Daytona, die junge Fuchsstute, die ich seit Jahresbeginn ritt, schnaubte ab und streckte sich, als ich zum Schritt durchparierte und die Zügel länger werden ließ. Sie hätte mir so viel Spaß machen können, eben weil sie noch so grün war, weil sie mit einem kaum zu bremsenden Eifer versuchte es mir recht zu machen und weil sie dabei so hübsch war, dass ich schon fast bereit gewesen wäre darüber hinwegzusehen, dass ich da ein lupenreines Dressurpferd zum Reiten hingestellt bekommen hatte. Sie hatte so viel Go und so viel Bewegung, dass ich mich fragte, ob mein Vater, der, wenn wir gemeinsam in der Halle waren, auffallend oft mit seinem Blick an der Stute hängen blieb, insgeheim mit dem Gedanken spielte, Daytona für sich selbst zu behalten. Und trotzdem. Ich stöhnte leise auf, als mein Magen mich mit einem fiesen, in den Rücken ausstrahlenden Stich daran erinnerte, dass mein Jahr so anders angefangen hatte, als ich mir das vorgestellt hatte. So richtig kam bei mir keine Freude auf. Weder bei ihr, noch bei dem übrigen grünen Gemüse.

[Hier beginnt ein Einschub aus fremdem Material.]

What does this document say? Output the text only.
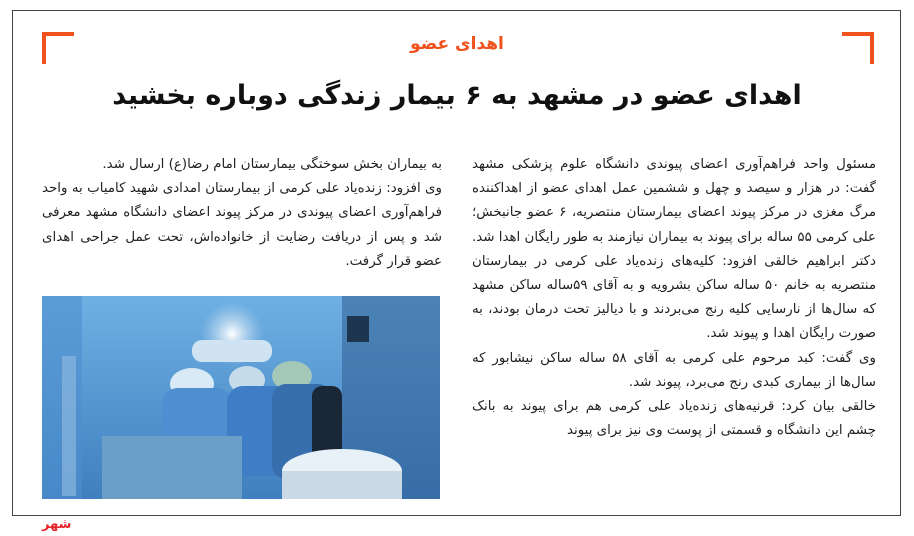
اهدای عضو
اهدای عضو در مشهد به ۶ بیمار زندگی دوباره بخشید

مسئول واحد فراهم‌آوری اعضای پیوندی دانشگاه علوم پزشکی مشهد گفت: در هزار و سیصد و چهل و ششمین عمل اهدای عضو از اهداکننده مرگ مغزی در مرکز پیوند اعضای بیمارستان منتصریه، ۶ عضو جانبخش؛ علی کرمی ۵۵ ساله برای پیوند به بیماران نیازمند به طور رایگان اهدا شد.

دکتر ابراهیم خالقی افزود: کلیه‌های زنده‌یاد علی کرمی در بیمارستان منتصریه به خانم ۵۰ ساله ساکن بشرویه و به آقای ۵۹ساله ساکن مشهد که سال‌ها از نارسایی کلیه رنج می‌بردند و با دیالیز تحت درمان بودند، به صورت رایگان اهدا و پیوند شد.

وی گفت: کبد مرحوم علی کرمی به آقای ۵۸ ساله ساکن نیشابور که سال‌ها از بیماری کبدی رنج می‌برد، پیوند شد.

خالقی بیان کرد: قرنیه‌های زنده‌یاد علی کرمی هم برای پیوند به بانک چشم این دانشگاه و قسمتی از پوست وی نیز برای پیوند

به بیماران بخش سوختگی بیمارستان امام رضا(ع) ارسال شد.

وی افزود: زنده‌یاد علی کرمی از بیمارستان امدادی شهید کامیاب به واحد فراهم‌آوری اعضای پیوندی در مرکز پیوند اعضای دانشگاه مشهد معرفی شد و پس از دریافت رضایت از خانواده‌اش، تحت عمل جراحی اهدای عضو قرار گرفت.

شهر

„Wie läuft es mit Barbie?", hörte ich Paul vom Hallentor aus rufen und wandte ihm meinen Kopf zu.
„Sie strebt."
„Dann hoffe ich mal, dass dein Dicki sich davon eine Scheibe abschneidet." Er kletterte vom Hocker am Tor auf Lolos Rücken und ich brauchte einen Moment, bis das Bild von Paul und Lolo in meinem Kopf wirklich stimmig aussah. Der Wallach gähnte und Paul zog sich fürs Abreiten die Abschwitzdecke über seine Beine, klemmte sie unter den Knien fest und zog seine Jacke bis oben hin zu. „Meine Motivation reicht heute nicht für uns zwei.", murmelte er.
„Du hast gleich Unterricht, oder?", fragte ich mit einem Blick auf meine Mutter, die in ihrer Skijacke, einer Abschwitzdecke und ihrem Thermobecher Position auf der Tribüne bezog.
„Sie meinte, die Schonfrist für Lolo und mich sei dann doch mal vorbei." Paul zuckte mit den Schultern. „Wird schon. Du hast den ja gut geritten."
„Ach, habe ich das?", sagte ich und wusste nicht, ob ich mich über das Kompliment freuen oder mich doch eher darüber ärgern sollte, dass Paul meinte, meine Ausbildung von Lolo bewerten zu müssen.
„Der ist schnell auf den Beinen, sicher an den Hilfen und richtig vorsichtig." Paul lächelte mir zu, wurde aber ernst, als er meinen ausdruckslosen Gesichtsausdruck bemerkte. „Das war echte Anerkennung, du."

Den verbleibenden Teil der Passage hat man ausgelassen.